The storm, the feeling of electric charge in the air, Mr. Beukes’s strained, raspy breath, and all the strangeness of the day had me keyed up, almost quivering with tension. Yet for all that, I wasn’t surprised to see him on the front step. Some part of me had been expecting him all afternoon . . . had been waiting for the third act of today’s performance to begin, the conclusion to an absurdist drama in which I was both the lead and the audience.
“What’s up, Mr. Beukes? Is Shelly all right?”

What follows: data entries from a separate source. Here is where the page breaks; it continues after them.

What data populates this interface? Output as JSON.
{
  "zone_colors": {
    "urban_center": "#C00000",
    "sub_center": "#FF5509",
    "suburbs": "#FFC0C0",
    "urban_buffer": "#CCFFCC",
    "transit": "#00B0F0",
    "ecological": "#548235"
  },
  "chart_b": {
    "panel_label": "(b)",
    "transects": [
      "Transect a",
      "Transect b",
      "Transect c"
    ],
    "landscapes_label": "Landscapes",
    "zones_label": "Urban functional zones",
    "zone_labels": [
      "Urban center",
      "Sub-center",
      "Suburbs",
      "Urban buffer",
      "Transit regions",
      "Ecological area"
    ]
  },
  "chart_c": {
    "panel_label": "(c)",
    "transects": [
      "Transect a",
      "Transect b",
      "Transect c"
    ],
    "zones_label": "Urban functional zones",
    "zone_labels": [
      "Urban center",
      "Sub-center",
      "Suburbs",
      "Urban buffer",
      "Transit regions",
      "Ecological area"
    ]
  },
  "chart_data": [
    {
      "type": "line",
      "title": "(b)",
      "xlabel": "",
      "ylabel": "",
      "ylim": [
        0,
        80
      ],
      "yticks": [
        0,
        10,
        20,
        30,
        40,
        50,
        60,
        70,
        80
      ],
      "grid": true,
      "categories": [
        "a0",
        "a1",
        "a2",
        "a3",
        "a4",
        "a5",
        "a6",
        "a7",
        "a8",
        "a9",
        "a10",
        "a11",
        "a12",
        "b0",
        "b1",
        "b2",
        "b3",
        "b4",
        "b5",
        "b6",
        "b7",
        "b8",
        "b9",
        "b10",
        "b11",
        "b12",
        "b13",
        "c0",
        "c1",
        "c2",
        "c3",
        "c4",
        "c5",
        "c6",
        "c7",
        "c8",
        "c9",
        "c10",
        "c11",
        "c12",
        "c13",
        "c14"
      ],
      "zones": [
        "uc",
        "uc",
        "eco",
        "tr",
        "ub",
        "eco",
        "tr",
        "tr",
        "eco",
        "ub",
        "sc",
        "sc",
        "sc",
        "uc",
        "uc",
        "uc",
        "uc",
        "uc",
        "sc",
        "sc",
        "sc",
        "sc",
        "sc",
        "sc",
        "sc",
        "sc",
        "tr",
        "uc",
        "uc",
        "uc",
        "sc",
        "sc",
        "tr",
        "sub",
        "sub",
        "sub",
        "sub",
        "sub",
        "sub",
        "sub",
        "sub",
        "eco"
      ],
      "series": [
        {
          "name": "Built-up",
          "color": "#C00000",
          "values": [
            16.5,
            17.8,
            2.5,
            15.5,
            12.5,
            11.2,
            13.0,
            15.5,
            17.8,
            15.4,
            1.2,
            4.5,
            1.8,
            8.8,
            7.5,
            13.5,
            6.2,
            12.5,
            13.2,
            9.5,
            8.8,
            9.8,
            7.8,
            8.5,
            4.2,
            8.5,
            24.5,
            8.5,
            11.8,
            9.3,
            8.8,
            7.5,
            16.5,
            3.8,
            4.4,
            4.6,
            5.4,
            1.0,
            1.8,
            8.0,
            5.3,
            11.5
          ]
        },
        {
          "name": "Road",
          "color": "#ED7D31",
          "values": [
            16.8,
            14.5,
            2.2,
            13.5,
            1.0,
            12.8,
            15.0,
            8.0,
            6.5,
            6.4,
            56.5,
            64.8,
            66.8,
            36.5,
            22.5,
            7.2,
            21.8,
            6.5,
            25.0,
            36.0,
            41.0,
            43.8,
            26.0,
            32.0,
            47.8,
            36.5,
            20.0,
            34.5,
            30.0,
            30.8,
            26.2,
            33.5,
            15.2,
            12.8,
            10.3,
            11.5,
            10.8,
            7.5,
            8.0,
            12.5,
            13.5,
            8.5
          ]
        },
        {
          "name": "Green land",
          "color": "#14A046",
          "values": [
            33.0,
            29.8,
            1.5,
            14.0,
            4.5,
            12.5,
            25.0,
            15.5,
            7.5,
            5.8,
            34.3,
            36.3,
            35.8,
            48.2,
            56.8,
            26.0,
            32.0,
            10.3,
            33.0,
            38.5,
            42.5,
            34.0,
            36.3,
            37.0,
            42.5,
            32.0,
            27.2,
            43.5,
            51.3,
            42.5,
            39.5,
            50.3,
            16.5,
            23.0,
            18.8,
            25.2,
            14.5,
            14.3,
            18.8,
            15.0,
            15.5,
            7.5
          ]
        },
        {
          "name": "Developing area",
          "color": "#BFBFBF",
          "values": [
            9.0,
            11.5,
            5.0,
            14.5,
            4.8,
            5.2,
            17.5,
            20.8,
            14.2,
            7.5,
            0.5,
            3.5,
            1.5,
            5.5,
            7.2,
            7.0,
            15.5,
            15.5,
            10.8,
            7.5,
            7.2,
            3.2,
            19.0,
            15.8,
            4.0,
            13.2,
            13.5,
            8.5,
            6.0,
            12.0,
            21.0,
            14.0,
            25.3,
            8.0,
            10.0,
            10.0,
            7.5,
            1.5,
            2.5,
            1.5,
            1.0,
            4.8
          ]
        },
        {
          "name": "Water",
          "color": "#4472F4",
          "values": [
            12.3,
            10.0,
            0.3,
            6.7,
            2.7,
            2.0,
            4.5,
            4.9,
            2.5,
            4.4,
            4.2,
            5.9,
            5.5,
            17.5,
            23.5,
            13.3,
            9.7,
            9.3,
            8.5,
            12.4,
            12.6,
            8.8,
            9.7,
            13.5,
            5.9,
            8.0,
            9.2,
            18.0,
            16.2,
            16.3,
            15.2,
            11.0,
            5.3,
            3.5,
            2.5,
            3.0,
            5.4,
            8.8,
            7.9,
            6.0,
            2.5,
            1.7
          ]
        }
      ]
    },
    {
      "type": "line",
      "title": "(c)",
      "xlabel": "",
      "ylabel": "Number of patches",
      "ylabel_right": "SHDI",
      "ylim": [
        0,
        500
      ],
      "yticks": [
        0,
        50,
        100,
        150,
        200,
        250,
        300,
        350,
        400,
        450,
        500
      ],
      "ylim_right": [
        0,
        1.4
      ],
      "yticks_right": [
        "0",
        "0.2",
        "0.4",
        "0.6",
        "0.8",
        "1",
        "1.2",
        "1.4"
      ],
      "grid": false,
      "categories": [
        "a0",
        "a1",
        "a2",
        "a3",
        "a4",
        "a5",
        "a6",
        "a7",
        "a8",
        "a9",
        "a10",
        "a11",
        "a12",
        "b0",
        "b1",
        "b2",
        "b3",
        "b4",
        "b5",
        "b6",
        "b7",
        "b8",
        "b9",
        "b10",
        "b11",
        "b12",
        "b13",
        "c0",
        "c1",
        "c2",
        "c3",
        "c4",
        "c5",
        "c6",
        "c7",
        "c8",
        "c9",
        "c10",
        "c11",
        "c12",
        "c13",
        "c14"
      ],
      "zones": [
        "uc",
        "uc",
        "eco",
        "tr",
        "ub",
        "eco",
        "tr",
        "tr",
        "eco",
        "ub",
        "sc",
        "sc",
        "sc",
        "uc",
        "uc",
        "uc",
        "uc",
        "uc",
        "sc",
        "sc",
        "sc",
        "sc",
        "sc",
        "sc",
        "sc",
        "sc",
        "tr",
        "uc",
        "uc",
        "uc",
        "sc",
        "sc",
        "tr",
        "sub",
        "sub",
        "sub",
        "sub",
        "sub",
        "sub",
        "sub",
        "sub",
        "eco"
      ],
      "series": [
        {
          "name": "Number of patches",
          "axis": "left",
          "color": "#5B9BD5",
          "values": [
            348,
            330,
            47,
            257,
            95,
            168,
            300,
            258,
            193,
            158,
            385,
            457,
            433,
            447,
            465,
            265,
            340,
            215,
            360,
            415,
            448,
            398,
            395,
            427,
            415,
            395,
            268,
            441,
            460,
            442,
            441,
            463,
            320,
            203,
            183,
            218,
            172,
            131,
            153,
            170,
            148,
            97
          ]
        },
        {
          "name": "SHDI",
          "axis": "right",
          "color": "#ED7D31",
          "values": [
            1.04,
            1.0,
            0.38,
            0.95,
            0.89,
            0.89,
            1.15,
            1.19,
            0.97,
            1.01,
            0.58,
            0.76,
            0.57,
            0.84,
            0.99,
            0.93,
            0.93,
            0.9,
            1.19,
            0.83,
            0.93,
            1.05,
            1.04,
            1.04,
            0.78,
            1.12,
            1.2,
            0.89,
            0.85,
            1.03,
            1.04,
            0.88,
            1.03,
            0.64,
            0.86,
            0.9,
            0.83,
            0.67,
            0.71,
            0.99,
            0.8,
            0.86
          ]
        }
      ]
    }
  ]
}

“Is she . . . ? Yes. No.” He laughed bitterly. “You know how she is. At the moment she is asleep. I hoff to go out. Something has happened. Today I am a man in a sinking boot, trying to bail out the water with a spoon.” It took me a moment to realize that “sinking boot” was Larry Beukesese for “sinking boat.”
“What happened?”
“Do you remember what I tolt you about my gyms, how there is always a fire to put out?” He laughed again, bleakly. “I shoot watch my metaphors. My gym, the one next to the Microcenter? There has been a fire—an actual fire. No one is hurt, thank Gott for his blessings. It was closed. The fire department eggstinguished the blaze, but I must go inspegg the damage.”
“What kind of fire?”
He wasn’t expecting that question, and it took him a beat to process it. I don’t blame him for being surprised. I was surprised, too. I didn’t know I was going to ask him that until I heard the question come out of my mouth.